The problem is that now that we’re up to four eurozone bailouts, the time taken to go from “everything has been solved” to “none of the fundamental problems have been addressed in any way” is measurable in hours.

Europe remains a continent with massive imbalances between the core and periphery, and no obvious way to undo the damage that causes. Germany is so much more competitive than Spain, let alone Greece, that in a full fiscal and monetary union, there would be near permanent transfers of wealth between the two – as there are, without raising a single eyebrow, between London and Bradford, or New Jersey and New Mexico.

In addition, although this bailout is aimed at protecting the Spanish banking sector from damage already done, it does nothing for damage yet to come. The Greek problem is unchanged, with the bank jog continuing steadily (modified chart via FT alphaville):

Such a bank jog can, if it continues unchecked, force Greece out of the euro without any political intervention needed. Paul Mason explained the mechanism in detail, but the basic issue is that eventually, the Greek banks will need to appeal to the ECB for further loans against poor capital. If the ECB, at any time, refuses to allow the loan limit to be raised, then the first bank goes bust at that moment. From there, either the jog becomes a run, and the Greek banking system shuts down, or the country imposes capital controls and de facto leaves the euro.

If Greece leaves the euro, Spain’s current banking problems will be looked back on with nostalgia. And, as ever in economics, the fear becomes a self-fulfilling prophecy; belief that Spain might be going the same way as Greece is a large part of why it is going the same way as Greece.

Of course, the fact that the bailout fails to address the fundamentals of the European problem is not to suggest that it does a particularly good job dealing with the surface issues, either.

It is still not clear, for example, what proportion of the loans are coming from the European stability mechanism (ESM) and what are coming from the European financial stability fund (EFSF). This matters because (it seems that) loans from the ESM would be senior to private market loans, while loans from the EFSF would be at the same level; in other words, the ESM money must be paid off before any other loan is, which is unlikely to make the private sector particularly eager to loan to Spain.

As if to emphasise the messy nature of that problem, though, Alphaville is now running a story suggesting that, since Spain already borrows from the EFSF, its loans from the ESM take a more junior status than if it didn’t.

It’s also not clear whether the money handed over to Spain is actually enough to dampen its banking crisis.
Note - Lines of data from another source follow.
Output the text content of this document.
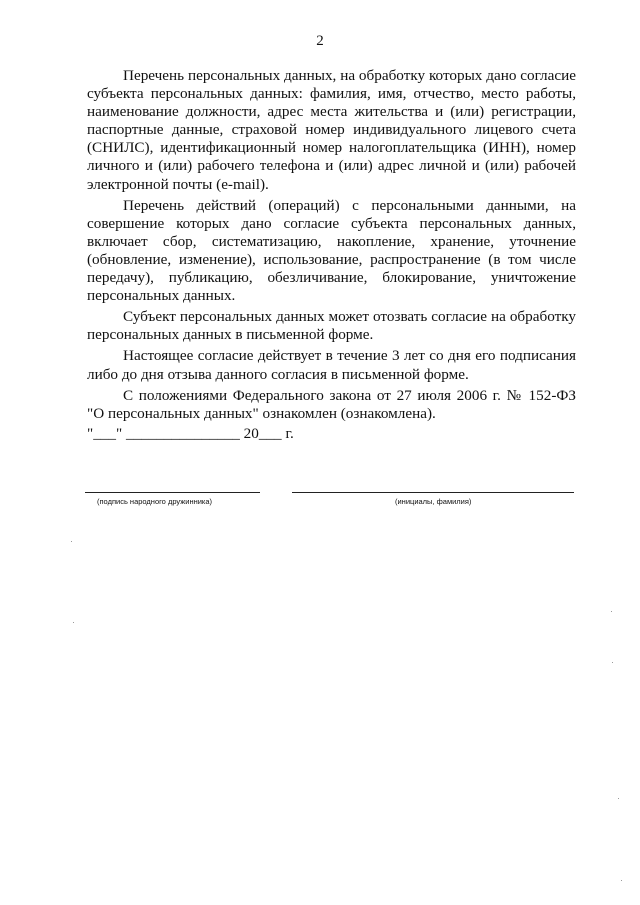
2

Перечень персональных данных, на обработку которых дано согласие субъекта персональных данных: фамилия, имя, отчество, место работы, наименование должности, адрес места жительства и (или) регистрации, паспортные данные, страховой номер индивидуального лицевого счета (СНИЛС), идентификационный номер налогоплательщика (ИНН), номер личного и (или) рабочего телефона и (или) адрес личной и (или) рабочей электронной почты (e-mail).

Перечень действий (операций) с персональными данными, на совершение которых дано согласие субъекта персональных данных, включает сбор, систематизацию, накопление, хранение, уточнение (обновление, изменение), использование, распространение (в том числе передачу), публикацию, обезличивание, блокирование, уничтожение персональных данных.

Субъект персональных данных может отозвать согласие на обработку персональных данных в письменной форме.

Настоящее согласие действует в течение 3 лет со дня его подписания либо до дня отзыва данного согласия в письменной форме.

С положениями Федерального закона от 27 июля 2006 г. № 152-ФЗ "О персональных данных" ознакомлен (ознакомлена).

"___" _______________ 20___ г.
(подпись народного дружинника)	(инициалы, фамилия)
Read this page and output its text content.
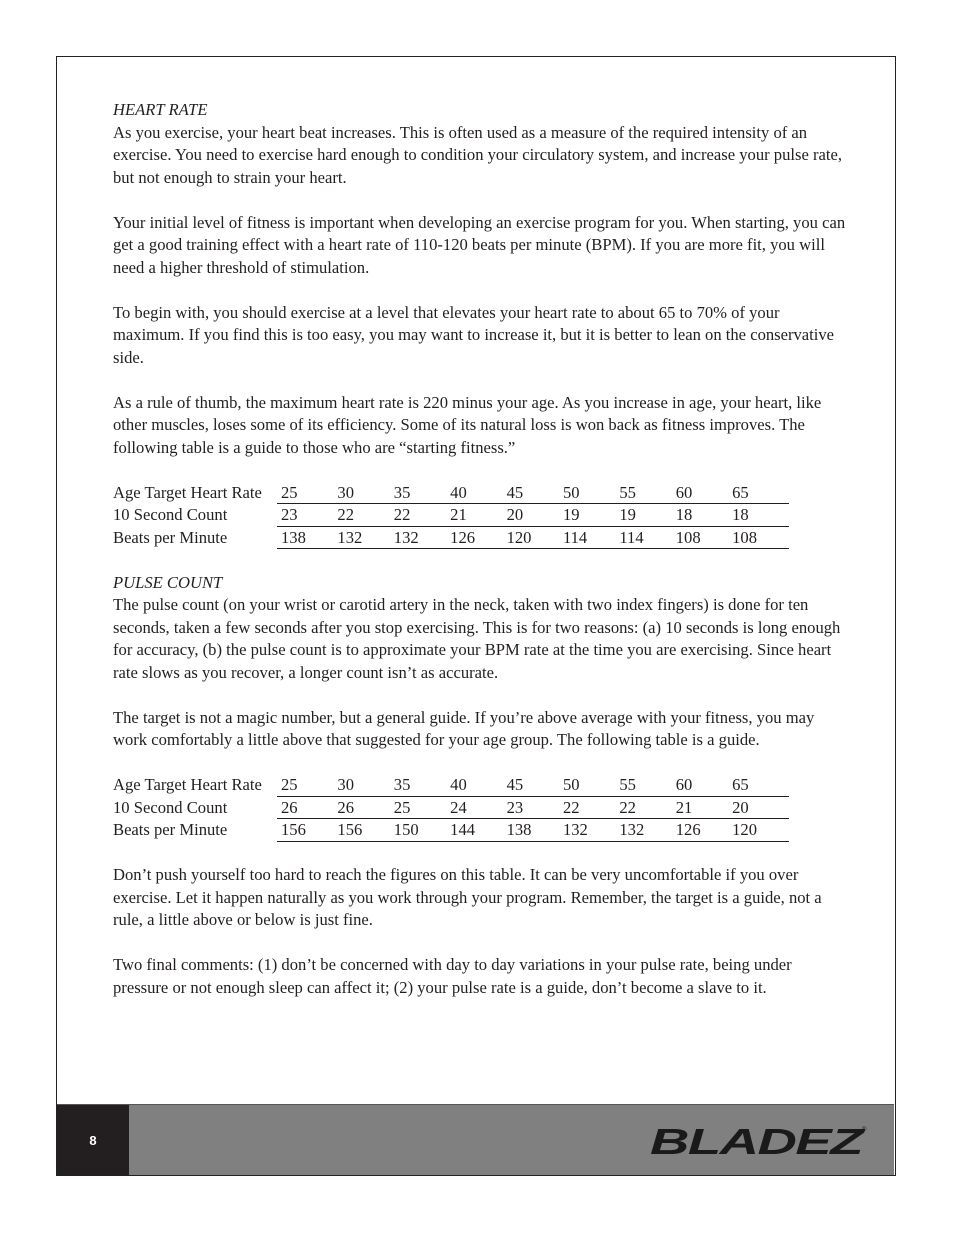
HEART RATE

As you exercise, your heart beat increases. This is often used as a measure of the required intensity of an exercise. You need to exercise hard enough to condition your circulatory system, and increase your pulse rate, but not enough to strain your heart.

Your initial level of fitness is important when developing an exercise program for you. When starting, you can get a good training effect with a heart rate of 110-120 beats per minute (BPM). If you are more fit, you will need a higher threshold of stimulation.

To begin with, you should exercise at a level that elevates your heart rate to about 65 to 70% of your maximum. If you find this is too easy, you may want to increase it, but it is better to lean on the conservative side.

As a rule of thumb, the maximum heart rate is 220 minus your age. As you increase in age, your heart, like other muscles, loses some of its efficiency. Some of its natural loss is won back as fitness improves. The following table is a guide to those who are “starting fitness.”

Age Target Heart Rate	25	30	35	40	45	50	55	60	65
10 Second Count	23	22	22	21	20	19	19	18	18
Beats per Minute	138	132	132	126	120	114	114	108	108
PULSE COUNT

The pulse count (on your wrist or carotid artery in the neck, taken with two index fingers) is done for ten seconds, taken a few seconds after you stop exercising. This is for two reasons: (a) 10 seconds is long enough for accuracy, (b) the pulse count is to approximate your BPM rate at the time you are exercising. Since heart rate slows as you recover, a longer count isn’t as accurate.

The target is not a magic number, but a general guide. If you’re above average with your fitness, you may work comfortably a little above that suggested for your age group. The following table is a guide.

Age Target Heart Rate	25	30	35	40	45	50	55	60	65
10 Second Count	26	26	25	24	23	22	22	21	20
Beats per Minute	156	156	150	144	138	132	132	126	120

Don’t push yourself too hard to reach the figures on this table. It can be very uncomfortable if you over exercise. Let it happen naturally as you work through your program. Remember, the target is a guide, not a rule, a little above or below is just fine.

Two final comments: (1) don’t be concerned with day to day variations in your pulse rate, being under pressure or not enough sleep can affect it; (2) your pulse rate is a guide, don’t become a slave to it.

8	BLADEZ
®
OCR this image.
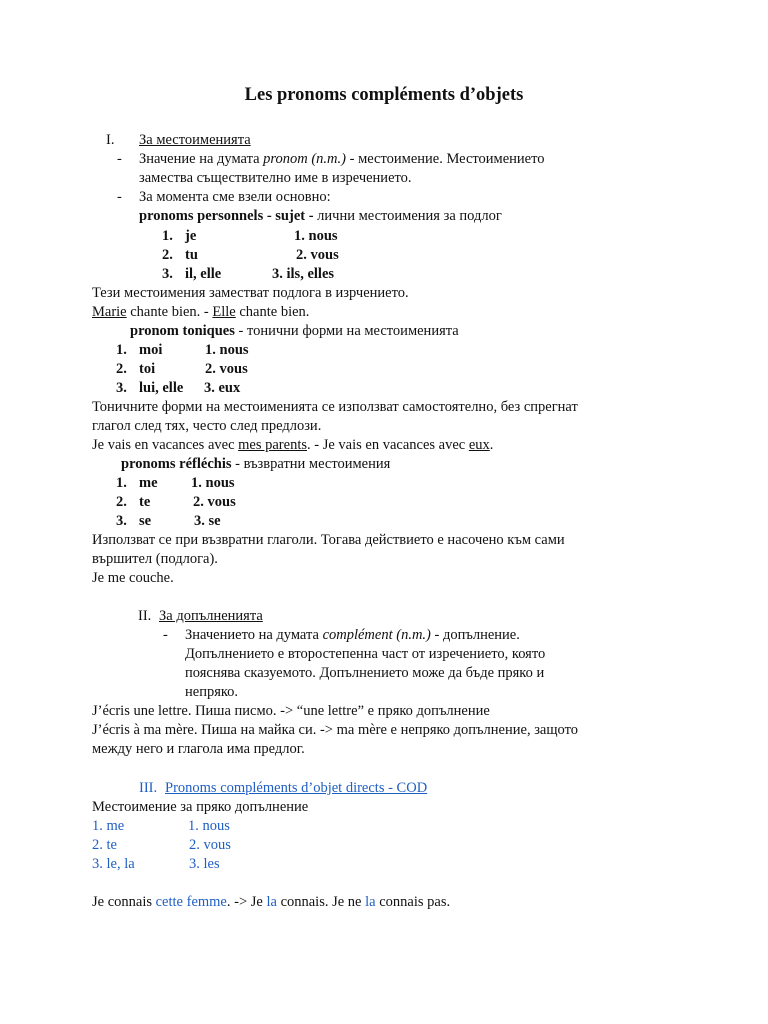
Les pronoms compléments d’objets
I. За местоименията
- Значение на думата pronom (n.m.) - местоимение. Местоимението
замества съществително име в изречението.
- За момента сме взели основно:
pronoms personnels - sujet - лични местоимения за подлог
1. je	1. nous
2. tu	2. vous
3. il, elle	3. ils, elles
Тези местоимения заместват подлога в изрчението.
Marie chante bien. - Elle chante bien.
pronom toniques - тонични форми на местоименията
1. moi	1. nous
2. toi	2. vous
3. lui, elle 3. eux
Тоничните форми на местоименията се използват самостоятелно, без спрегнат
глагол след тях, често след предлози.
Je vais en vacances avec mes parents. - Je vais en vacances avec eux.
pronoms réfléchis - възвратни местоимения
1. me 1. nous
2. te	2. vous
3. se	3. se
Използват се при възвратни глаголи. Тогава действието е насочено към сами
вършител (подлога).
Je me couche.
II. За допълненията
- Значението на думата complément (n.m.) - допълнение.
Допълнението е второстепенна част от изречението, която
пояснява сказуемото. Допълнението може да бъде пряко и
непряко.
J’écris une lettre. Пиша писмо. -> “une lettre” е пряко допълнение
J’écris à ma mère. Пиша на майка си. -> ma mère е непряко допълнение, защото
между него и глагола има предлог.
III. Pronoms compléments d’objet directs - COD
Местоимение за пряко допълнение
1. me	1. nous
2. te	2. vous
3. le, la	3. les
Je connais cette femme. -> Je la connais. Je ne la connais pas.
Reports suggest that Spanish banks are, in total, exposed to around €400bn in dodgy property loans, so the recapitalisation may not have gone anywhere near far enough.

Oh, and Ireland is getting fidgety as well. Its bailout – way back in November 2010 – happened for much the same reason as Spain’s. An overextended banking sector exposed the whole country to risk which it had to ask for help for, but the government was, overall, fiscally responsible. Yet because it needed European funds before the EFSF had any powers narrower than a full-scale bailout, the money came with onerous terms which have not been matched in Spain’s case. So Ireland may now be feeling hard done by, and attempt to renegotiate its own terms.

It’s looking more and more likely that the EU has just flushed €100bn down the drain.